I’m pretty sure this is raw tflite inference as its imported from import org.tensorflow.lite and not import org.tensorflow.lite.support

import org.tensorflow.lite.InterpreterApi
import org.tensorflow.lite.InterpreterFactory

// Takes in a large bitmap(1440x1080)
fun analyzeImage(image: Bitmap?){

        // Bitmap not null
        if (image != null) {
            // Input buffer for the model
            inTensorBuffer = Tensor.allocateFloatBuffer(OBJConstants.MODEL_INPUT_SIZE)
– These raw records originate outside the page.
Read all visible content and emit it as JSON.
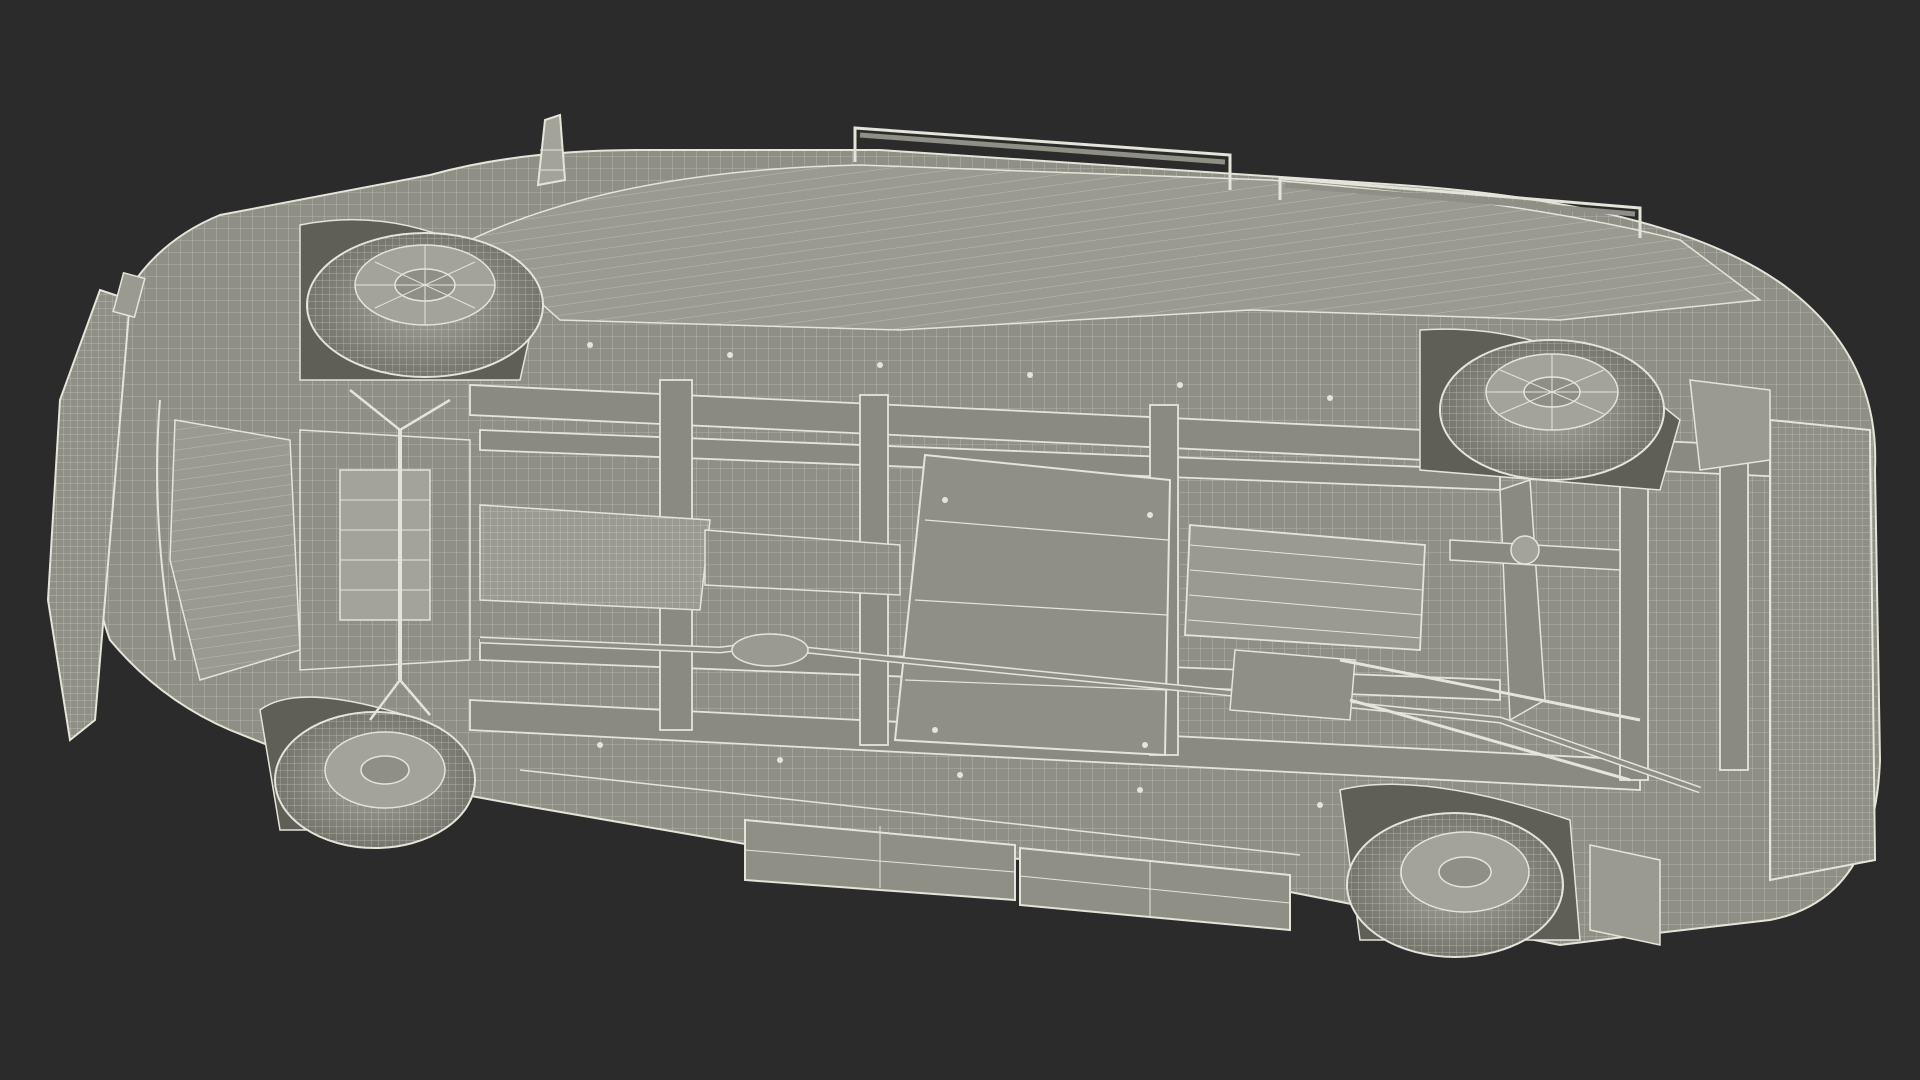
{
  "image": {
    "subject": "wireframe-render-of-van-underside",
    "colors": {
      "background": "#2b2b2b",
      "body": "#8f8f86",
      "body_light": "#a3a399",
      "body_dark": "#6e6e66",
      "wire": "#e4e4d8",
      "wire_faint": "#c9c9bd",
      "shadow": "#4a4a45"
    }
  }
}
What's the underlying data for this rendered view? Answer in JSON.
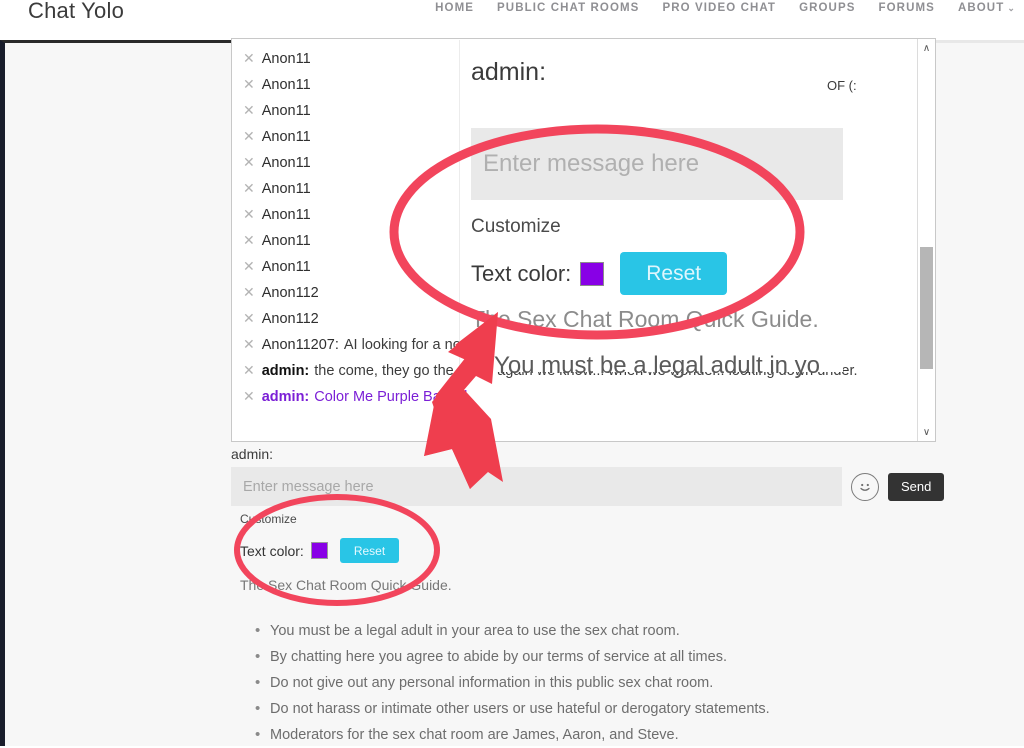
{
  "header": {
    "brand": "Chat Yolo",
    "nav": [
      {
        "label": "HOME",
        "caret": ""
      },
      {
        "label": "PUBLIC CHAT ROOMS",
        "caret": ""
      },
      {
        "label": "PRO VIDEO CHAT",
        "caret": ""
      },
      {
        "label": "GROUPS",
        "caret": ""
      },
      {
        "label": "FORUMS",
        "caret": ""
      },
      {
        "label": "ABOUT",
        "caret": "⌄"
      }
    ]
  },
  "chat": {
    "close_glyph": "✕",
    "scroll_up_glyph": "∧",
    "scroll_down_glyph": "∨",
    "messages": [
      {
        "user": "Anon11",
        "text": "",
        "bold": false,
        "colored": false
      },
      {
        "user": "Anon11",
        "text": "",
        "bold": false,
        "colored": false
      },
      {
        "user": "Anon11",
        "text": "",
        "bold": false,
        "colored": false
      },
      {
        "user": "Anon11",
        "text": "",
        "bold": false,
        "colored": false
      },
      {
        "user": "Anon11",
        "text": "",
        "bold": false,
        "colored": false
      },
      {
        "user": "Anon11",
        "text": "",
        "bold": false,
        "colored": false
      },
      {
        "user": "Anon11",
        "text": "",
        "bold": false,
        "colored": false
      },
      {
        "user": "Anon11",
        "text": "",
        "bold": false,
        "colored": false
      },
      {
        "user": "Anon11",
        "text": "",
        "bold": false,
        "colored": false
      },
      {
        "user": "Anon112",
        "text": "",
        "bold": false,
        "colored": false
      },
      {
        "user": "Anon112",
        "text": "",
        "bold": false,
        "colored": false
      },
      {
        "user": "Anon11207:",
        "text": "AI looking for a non existent female",
        "bold": false,
        "colored": false
      },
      {
        "user": "admin:",
        "text": "the come, they go the come again we know... when we wonder.. looking down under.",
        "bold": true,
        "colored": false
      },
      {
        "user": "admin:",
        "text": "Color Me Purple BatGirl",
        "bold": true,
        "colored": true
      }
    ]
  },
  "composer": {
    "username": "admin:",
    "placeholder": "Enter message here",
    "value": "",
    "emoji_icon": "smiley-face-icon",
    "send_label": "Send"
  },
  "customize": {
    "title": "Customize",
    "text_color_label": "Text color:",
    "swatch_color": "#8800e6",
    "reset_label": "Reset",
    "quick_guide": "The Sex Chat Room Quick Guide."
  },
  "rules": {
    "bullet": "•",
    "items": [
      "You must be a legal adult in your area to use the sex chat room.",
      "By chatting here you agree to abide by our terms of service at all times.",
      "Do not give out any personal information in this public sex chat room.",
      "Do not harass or intimate other users or use hateful or derogatory statements.",
      "Moderators for the sex chat room are James, Aaron, and Steve."
    ]
  },
  "magnifier": {
    "username": "admin:",
    "placeholder": "Enter message here",
    "customize_title": "Customize",
    "text_color_label": "Text color:",
    "reset_label": "Reset",
    "quick_guide": "The Sex Chat Room Quick Guide.",
    "rule_excerpt": "You must be a legal adult in yo",
    "bullet": "•",
    "tail_text": "OF (:"
  },
  "annotation": {
    "highlight_color": "#f2455c",
    "arrow_color": "#ef3e4e"
  }
}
            // Rotate the image 90 degrees
            val matrix = Matrix()
            matrix.postRotate(90.0f)

            // Variables for the tflite interpreter
            val tflite : InterpreterApi

            // The output buffer where probabilities are stored
            val probabilityBuffer = TensorBuffer.createFixedSize(intArrayOf(1, 1001), DataType.UINT8)

            try{

                // This has type of MappedByteBuffer
                // For now, the model has to be of type Float32 because that is the DataType of the input buffer
                val tfliteModel = FileUtil.loadMappedFile(applicationContext,"models/efficientnetv2-b0_224.tflite")
                // val tfliteModel = FileUtil.loadMappedFile(applicationContext,"phil_mvn2_224_uint8.tflite")
                tflite = InterpreterFactory().create(tfliteModel, InterpreterApi.Options());

                // Resize model to accept the number of desired tiles
                val intArray = intArrayOf(OBJConstants.NUM_TILES, OBJConstants.TARGET_VIDEO_SIZE, OBJConstants.TARGET_VIDEO_SIZE, OBJConstants.COLORS)
                tflite.resizeInput(0, intArray)

            } catch (e:IOException){
                Log.e("tfliteSupport", "Error reading model", e);
                return PyTorClassify.AnalysisResult("Empty")
            }


            // i and k are the upper right corner pixel position of each tile
            var count = 0
            run {
                var floatMap: Map<String, kotlin.Float>
                var i: Int = OBJConstants.H_CROP_START
                while (i < OBJConstants.endHCrop) {
                    var k: Int = OBJConstants.W_CROP_START
                    while (k < OBJConstants.endWCrop) {
                        val centerCroppedBitmap = Bitmap.createBitmap(
                            image,
                            k,
                            i,
                            OBJConstants.TARGET_VIDEO_SIZE,
                            OBJConstants.TARGET_VIDEO_SIZE,
                            matrix,
                            true
                        )
                         TensorImageUtils.bitmapToFloatBuffer(
                            centerCroppedBitmap,
                            0,
                            0,
                            OBJConstants.TARGET_VIDEO_SIZE,
                            OBJConstants.TARGET_VIDEO_SIZE,
                            OBJConstants.MEAN_RGB,
                            OBJConstants.STD_RGB,
                            inTensorBuffer, // The input tensor where bitmap is being stored
                            OBJConstants.BITMAP_SIZE_BYTES * count // space between each bitmap
                        )
                        count++
                        k += OBJConstants.TARGET_VIDEO_SIZE
                    }
                    i += OBJConstants.TARGET_VIDEO_SIZE
                }
            }

            // Run inference and record processing time
            val startTime = SystemClock.elapsedRealtime()
            if(null != tflite) {
                tflite.run(inTensorBuffer, probabilityBuffer.getBuffer());
                Log.d(OBJConstants.TAG, tflite.lastNativeInferenceDurationNanoseconds.toString())
            }
            val inferenceTime = SystemClock.elapsedRealtime() - startTime

I’ve run some tests on the edgetpu and various machines, and it seems that savings is only visible when utilizing a gpu or tpu…not the cpu. I’m going to test this on an android phone with a compatible gpu and see if this trend is reflected there.